Thermal performance and COP assessment of thermoelectric coolers using gallium and paraffin waxes as phase change materials under different pulsation durations: a comparative study
摘要
The Coefficients of Performance (COP) of thermoelectric cooler (TEC ) devices are highly affected by temperature differences. The insufficient cooling of these devices leads to heat accumulation at the hot side of the TEC devices. This leads to increased temperature differences and a decrease in COP values. However, Phase Change Materials (PCMs) have proven as a good choice in controlling the temperatures in thermal management applications. Hereby, the current study proposed the integration of high-conductivity PCMs as thermal buffers for TEC devices.

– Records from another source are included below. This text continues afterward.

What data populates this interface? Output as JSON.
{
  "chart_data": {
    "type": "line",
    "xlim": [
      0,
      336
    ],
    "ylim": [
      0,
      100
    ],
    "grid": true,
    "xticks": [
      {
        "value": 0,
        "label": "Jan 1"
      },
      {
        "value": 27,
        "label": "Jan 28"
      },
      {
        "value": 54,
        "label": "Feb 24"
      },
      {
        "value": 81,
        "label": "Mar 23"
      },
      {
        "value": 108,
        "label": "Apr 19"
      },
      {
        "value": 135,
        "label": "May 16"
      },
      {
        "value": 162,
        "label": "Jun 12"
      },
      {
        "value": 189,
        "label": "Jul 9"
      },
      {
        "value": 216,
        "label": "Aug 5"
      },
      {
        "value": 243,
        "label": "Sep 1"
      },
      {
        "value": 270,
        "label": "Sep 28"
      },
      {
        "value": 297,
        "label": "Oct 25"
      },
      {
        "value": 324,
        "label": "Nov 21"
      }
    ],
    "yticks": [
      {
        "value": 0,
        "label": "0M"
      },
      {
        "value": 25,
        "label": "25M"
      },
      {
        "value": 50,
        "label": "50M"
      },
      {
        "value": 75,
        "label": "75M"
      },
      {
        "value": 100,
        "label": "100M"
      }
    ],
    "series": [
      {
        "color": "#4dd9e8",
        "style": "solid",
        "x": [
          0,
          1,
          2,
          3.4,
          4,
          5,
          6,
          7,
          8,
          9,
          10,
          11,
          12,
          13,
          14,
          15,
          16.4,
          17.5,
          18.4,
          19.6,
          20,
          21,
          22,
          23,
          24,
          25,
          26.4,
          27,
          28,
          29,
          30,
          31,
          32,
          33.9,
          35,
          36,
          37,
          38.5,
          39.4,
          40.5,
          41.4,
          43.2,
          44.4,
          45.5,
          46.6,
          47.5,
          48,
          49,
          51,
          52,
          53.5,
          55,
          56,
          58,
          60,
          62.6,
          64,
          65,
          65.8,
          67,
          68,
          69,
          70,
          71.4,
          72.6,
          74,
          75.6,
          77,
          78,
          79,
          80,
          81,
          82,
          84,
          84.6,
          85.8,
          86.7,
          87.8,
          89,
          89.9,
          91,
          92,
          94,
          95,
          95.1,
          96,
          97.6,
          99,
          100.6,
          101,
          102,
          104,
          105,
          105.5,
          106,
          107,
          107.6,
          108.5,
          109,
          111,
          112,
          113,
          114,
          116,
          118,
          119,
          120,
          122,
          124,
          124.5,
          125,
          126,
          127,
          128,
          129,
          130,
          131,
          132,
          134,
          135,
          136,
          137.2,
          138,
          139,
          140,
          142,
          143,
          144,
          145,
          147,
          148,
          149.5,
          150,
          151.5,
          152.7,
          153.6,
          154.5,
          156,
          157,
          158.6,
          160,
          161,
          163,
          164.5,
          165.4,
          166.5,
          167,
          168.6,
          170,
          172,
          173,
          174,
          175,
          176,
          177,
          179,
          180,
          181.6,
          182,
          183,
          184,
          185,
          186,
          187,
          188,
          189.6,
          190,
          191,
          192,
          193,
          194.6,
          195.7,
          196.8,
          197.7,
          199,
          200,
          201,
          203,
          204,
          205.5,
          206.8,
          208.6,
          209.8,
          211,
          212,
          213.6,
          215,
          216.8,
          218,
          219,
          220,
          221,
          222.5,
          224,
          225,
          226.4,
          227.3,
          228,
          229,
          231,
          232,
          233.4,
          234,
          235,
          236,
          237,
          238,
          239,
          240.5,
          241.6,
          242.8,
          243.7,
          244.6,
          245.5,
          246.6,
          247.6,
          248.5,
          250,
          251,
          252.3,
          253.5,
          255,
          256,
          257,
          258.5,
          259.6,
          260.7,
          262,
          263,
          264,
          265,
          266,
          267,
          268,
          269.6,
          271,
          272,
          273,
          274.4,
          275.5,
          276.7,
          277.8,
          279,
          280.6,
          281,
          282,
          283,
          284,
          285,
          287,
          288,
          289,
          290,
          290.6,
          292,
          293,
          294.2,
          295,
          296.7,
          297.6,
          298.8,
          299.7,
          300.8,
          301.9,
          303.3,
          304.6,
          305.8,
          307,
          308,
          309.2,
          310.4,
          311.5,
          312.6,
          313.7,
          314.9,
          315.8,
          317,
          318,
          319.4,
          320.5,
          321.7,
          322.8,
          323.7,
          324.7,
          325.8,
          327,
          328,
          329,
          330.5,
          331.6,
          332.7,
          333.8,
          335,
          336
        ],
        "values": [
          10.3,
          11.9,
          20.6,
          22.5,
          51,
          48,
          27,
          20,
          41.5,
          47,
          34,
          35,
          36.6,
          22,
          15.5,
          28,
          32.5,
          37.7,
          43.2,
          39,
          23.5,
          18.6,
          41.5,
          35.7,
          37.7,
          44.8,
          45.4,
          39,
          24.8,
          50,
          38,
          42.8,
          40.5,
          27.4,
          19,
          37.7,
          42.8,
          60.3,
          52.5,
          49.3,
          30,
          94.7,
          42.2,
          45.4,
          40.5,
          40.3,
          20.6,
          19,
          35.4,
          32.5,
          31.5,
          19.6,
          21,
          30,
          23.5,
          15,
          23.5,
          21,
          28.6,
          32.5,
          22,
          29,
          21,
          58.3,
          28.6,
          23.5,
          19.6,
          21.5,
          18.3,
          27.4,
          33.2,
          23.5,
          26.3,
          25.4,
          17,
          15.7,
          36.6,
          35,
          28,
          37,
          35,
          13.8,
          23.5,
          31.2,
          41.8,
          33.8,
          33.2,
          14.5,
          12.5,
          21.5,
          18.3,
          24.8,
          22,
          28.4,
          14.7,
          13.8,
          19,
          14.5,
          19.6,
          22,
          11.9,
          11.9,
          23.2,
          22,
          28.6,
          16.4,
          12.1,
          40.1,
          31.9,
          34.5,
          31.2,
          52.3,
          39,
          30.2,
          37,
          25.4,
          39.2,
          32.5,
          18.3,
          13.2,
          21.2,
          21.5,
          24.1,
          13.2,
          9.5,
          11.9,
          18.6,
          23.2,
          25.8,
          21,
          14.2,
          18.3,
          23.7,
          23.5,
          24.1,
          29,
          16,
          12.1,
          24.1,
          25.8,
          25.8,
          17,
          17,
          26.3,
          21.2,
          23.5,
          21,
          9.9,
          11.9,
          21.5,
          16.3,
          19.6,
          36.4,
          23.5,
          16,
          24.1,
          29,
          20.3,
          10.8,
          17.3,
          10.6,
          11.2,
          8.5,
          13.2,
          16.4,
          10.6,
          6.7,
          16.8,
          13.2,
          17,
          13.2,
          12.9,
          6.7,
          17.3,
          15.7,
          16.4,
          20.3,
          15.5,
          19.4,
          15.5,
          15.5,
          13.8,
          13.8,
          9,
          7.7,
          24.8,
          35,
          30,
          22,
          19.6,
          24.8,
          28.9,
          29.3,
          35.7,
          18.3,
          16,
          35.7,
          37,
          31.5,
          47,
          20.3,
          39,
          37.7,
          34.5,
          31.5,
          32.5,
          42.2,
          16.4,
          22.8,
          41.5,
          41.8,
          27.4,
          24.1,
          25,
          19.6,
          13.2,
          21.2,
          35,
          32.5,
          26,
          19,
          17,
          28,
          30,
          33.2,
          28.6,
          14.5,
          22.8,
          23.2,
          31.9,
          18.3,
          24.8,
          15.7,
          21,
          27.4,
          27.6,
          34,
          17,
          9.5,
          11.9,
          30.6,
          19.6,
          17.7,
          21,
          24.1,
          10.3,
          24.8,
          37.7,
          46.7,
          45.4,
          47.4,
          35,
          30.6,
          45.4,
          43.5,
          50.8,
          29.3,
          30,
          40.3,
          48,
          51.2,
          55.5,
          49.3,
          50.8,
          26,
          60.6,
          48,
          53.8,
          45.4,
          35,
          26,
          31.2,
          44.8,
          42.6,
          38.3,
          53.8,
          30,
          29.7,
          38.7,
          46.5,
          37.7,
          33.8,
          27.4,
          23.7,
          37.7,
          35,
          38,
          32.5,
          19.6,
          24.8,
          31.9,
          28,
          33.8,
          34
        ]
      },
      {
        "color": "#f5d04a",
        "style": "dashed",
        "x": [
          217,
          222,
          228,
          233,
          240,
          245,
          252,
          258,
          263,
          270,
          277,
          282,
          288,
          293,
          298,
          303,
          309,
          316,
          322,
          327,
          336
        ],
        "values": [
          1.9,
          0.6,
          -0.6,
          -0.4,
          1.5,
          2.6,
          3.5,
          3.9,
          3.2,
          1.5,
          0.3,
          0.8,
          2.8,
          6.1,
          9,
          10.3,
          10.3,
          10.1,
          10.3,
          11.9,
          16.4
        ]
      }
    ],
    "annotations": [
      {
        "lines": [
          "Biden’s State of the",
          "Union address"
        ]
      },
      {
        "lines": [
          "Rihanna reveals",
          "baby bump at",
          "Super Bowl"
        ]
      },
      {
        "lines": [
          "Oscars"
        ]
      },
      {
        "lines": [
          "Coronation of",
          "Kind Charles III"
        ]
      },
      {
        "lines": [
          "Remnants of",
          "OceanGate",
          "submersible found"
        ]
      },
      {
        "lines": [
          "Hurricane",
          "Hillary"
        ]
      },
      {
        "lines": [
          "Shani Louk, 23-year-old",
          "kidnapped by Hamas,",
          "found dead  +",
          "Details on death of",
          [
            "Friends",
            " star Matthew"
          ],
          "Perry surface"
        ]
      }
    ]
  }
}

We intended to investigate the thermal performance of PCM-based TEC devices under different durations of pulsation loads. The study compares the performance of a high-conductive liquid metal (Gallium) with a traditional organic paraffin (OM32) using the FEA method via COMSOL Multiphysics v6.3 software. The tested cases were composed of Bi2Te3-based TEC devices subjected to varying current pulse durations (4, 6, and 8 s) and different PCM fill heights (1.5 mm and 3 mm). The simulation results showed a superiority of gallium over OM32. A nearly isothermal hot-side temperature of the TEC devices was achieved through using gallium as PCM. Also, gallium prevented thermal spikes during current pulses due to its high thermal conductivity and its large volumetric latent heat capacity. On the other hand, when OM32 was used as a PCM in the TEC system, large temperature gradients were built due to its limited thermal conductivity. The recorded cold-side temperatures of the TEC system based on gallium were 2 to 5 K lower than the OM32 system. During the initial operation of the TEC device, gallium was able to maintain a high COP value during the steady current input. However, no noticeable difference in COP value was detected for both PCMs during the pulsation duration. But, after the pulsation duration, the OM32 system recorded a COP value higher than the gallium system by 0.1. Also, an improved COP value of gallium cases was maintained for about three times the duration compared to OM32 cases. The study shows that the TEC performance can be enhanced during the pulsation loads when gallium is used. These observations suggest that gallium can offer a compact and efficient solution for improving the TEC performance.